The need to provide tens of billions of dollars in Hurricane Ian relief money for Florida will add to what was already going to be a busy post-election lame duck session of Congress, which will include a December 16 deadline to fund the government and avoid a partial shutdown.
“Thanks to hurricane relief, government spending and more, this year’s lame duck is shaping up as Congress’ busiest and most intense since the bipartisan ‘fiscal cliff’ deal inked 10 years ago after a session that stretched through the caroling season,” Politico’s Sarah Ferris, Burgess Everett and Caitlin Emma write. “There’s the funding deadline on Dec. 16 and the annual must-pass defense bill, which will suck up lots of oxygen. Congress delayed several other tough issues, from same-sex marriage to energy permitting to preventing another Jan. 6 riot, into the post-election session. And hanging over it all is the closely contested midterms.”

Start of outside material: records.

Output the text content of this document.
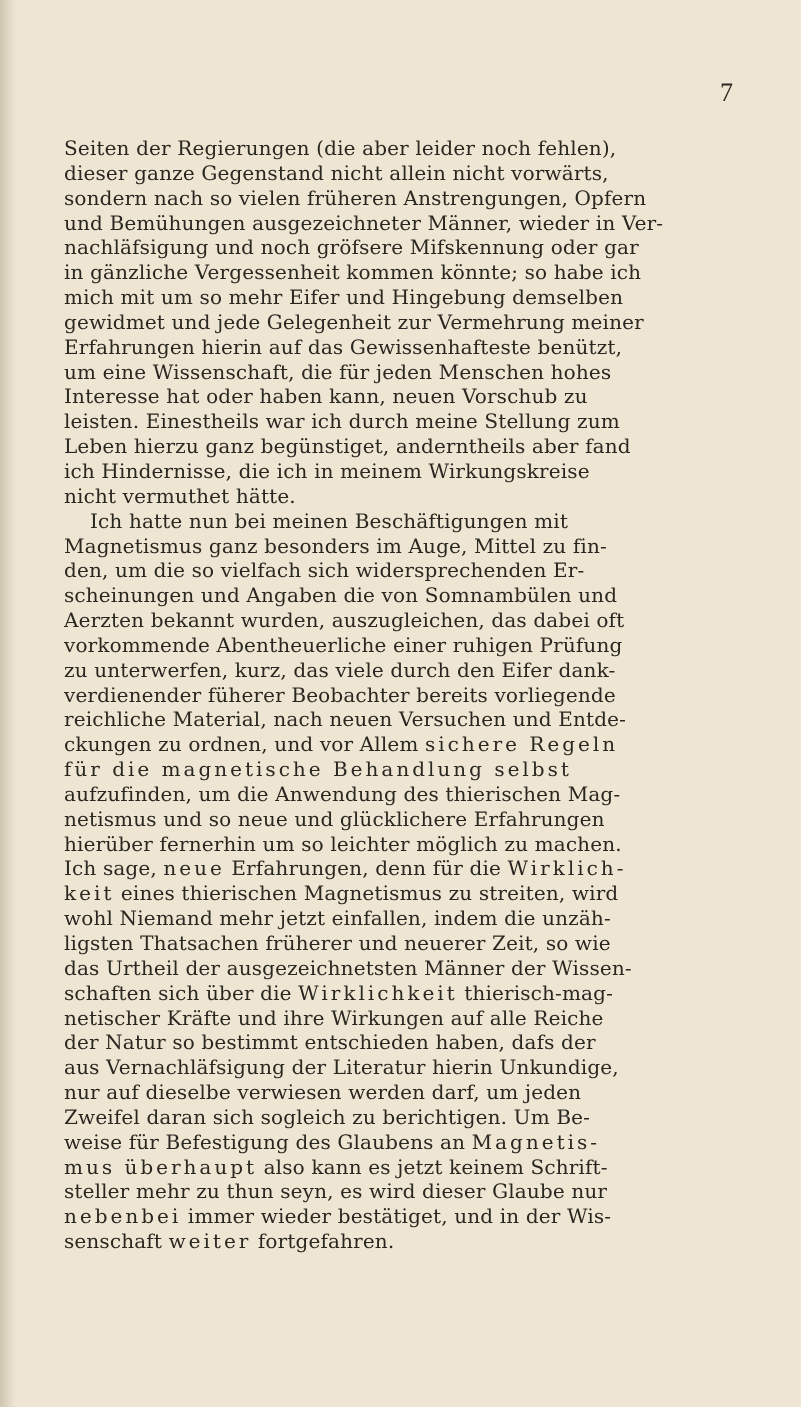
7
Seiten der Regierungen (die aber leider noch fehlen),
dieser ganze Gegenstand nicht allein nicht vorwärts,
sondern nach so vielen früheren Anstrengungen, Opfern
und Bemühungen ausgezeichneter Männer, wieder in Ver-
nachläfsigung und noch gröfsere Mifskennung oder gar
in gänzliche Vergessenheit kommen könnte; so habe ich
mich mit um so mehr Eifer und Hingebung demselben
gewidmet und jede Gelegenheit zur Vermehrung meiner
Erfahrungen hierin auf das Gewissenhafteste benützt,
um eine Wissenschaft, die für jeden Menschen hohes
Interesse hat oder haben kann, neuen Vorschub zu
leisten. Einestheils war ich durch meine Stellung zum
Leben hierzu ganz begünstiget, anderntheils aber fand
ich Hindernisse, die ich in meinem Wirkungskreise
nicht vermuthet hätte.
Ich hatte nun bei meinen Beschäftigungen mit
Magnetismus ganz besonders im Auge, Mittel zu fin-
den, um die so vielfach sich widersprechenden Er-
scheinungen und Angaben die von Somnambülen und
Aerzten bekannt wurden, auszugleichen, das dabei oft
vorkommende Abentheuerliche einer ruhigen Prüfung
zu unterwerfen, kurz, das viele durch den Eifer dank-
verdienender füherer Beobachter bereits vorliegende
reichliche Material, nach neuen Versuchen und Entde-
ckungen zu ordnen, und vor Allem sichere Regeln
für die magnetische Behandlung selbst
aufzufinden, um die Anwendung des thierischen Mag-
netismus und so neue und glücklichere Erfahrungen
hierüber fernerhin um so leichter möglich zu machen.
Ich sage, neue Erfahrungen, denn für die Wirklich-
keit eines thierischen Magnetismus zu streiten, wird
wohl Niemand mehr jetzt einfallen, indem die unzäh-
ligsten Thatsachen früherer und neuerer Zeit, so wie
das Urtheil der ausgezeichnetsten Männer der Wissen-
schaften sich über die Wirklichkeit thierisch-mag-
netischer Kräfte und ihre Wirkungen auf alle Reiche
der Natur so bestimmt entschieden haben, dafs der
aus Vernachläfsigung der Literatur hierin Unkundige,
nur auf dieselbe verwiesen werden darf, um jeden
Zweifel daran sich sogleich zu berichtigen. Um Be-
weise für Befestigung des Glaubens an Magnetis-
mus überhaupt also kann es jetzt keinem Schrift-
steller mehr zu thun seyn, es wird dieser Glaube nur
nebenbei immer wieder bestätiget, und in der Wis-
senschaft weiter fortgefahren.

The Politico team notes that FEMA has enough money to cover immediate needs for Florida, meaning there’s less time pressure to pass a supplemental funding bill — but that hurricane aid, and a host of other measures, could be packaged with the must-pass bill to fund the federal government after December 16.
Among the other legislative priorities that could be bundled with the spending bill: Covid and monkeypox aid, a renewal of the Democrats’ enhanced Child Tax Credit that expired last year and a tax break for businesses’ research expenses. Oh, and then there’s the government’s debt limit, which will need to be raised within months and could be the subject of a risky partisan showdown if Republicans control the House in 2023.
The must-pass government funding legislation could also be the subject of some political maneuvering depending on the election results. “[I]f Republicans do wrest back control of the House, there’s growing chatter among some conservatives about derailing that bill until after New Year’s to maximize their leverage,” Politico reports.
A sequester scuffle? Roll Call’s Paul M. Zrawzak points to another wrinkle in the potential budget drama during the lame duck session: A 2010 budgeting law could result in more than $100 billion in automatic spending cuts if lawmakers don’t step in to prevent those “sequester” cuts as they have done repeatedly in previous years. “At stake are as much as $37 billion in cuts to Medicare payments next year, on top of other scheduled cuts to health care providers that have hospital and physician groups up in arms,” Krawzak writes. “Other at-risk funds include $12 billion in payments to the military retirement fund for veterans who also receive disability benefits, $11 billion for farm price supports and much more, according to analysts at Piper Sandler, an investment bank.”
Blocking those automatic cuts requires 60 votes in the Senate, and it’s not clear yet — and may not be clear until after the elections —what kind of pressure Republicans will face to avert the blunt spending cuts. The Piper Sandler analysts reportedly told clients recently that lawmakers aren’t likely to be in a compromising mood for the lame duck session, but that a delay in the sequester cuts of a few months to a year may be the most likely outcome.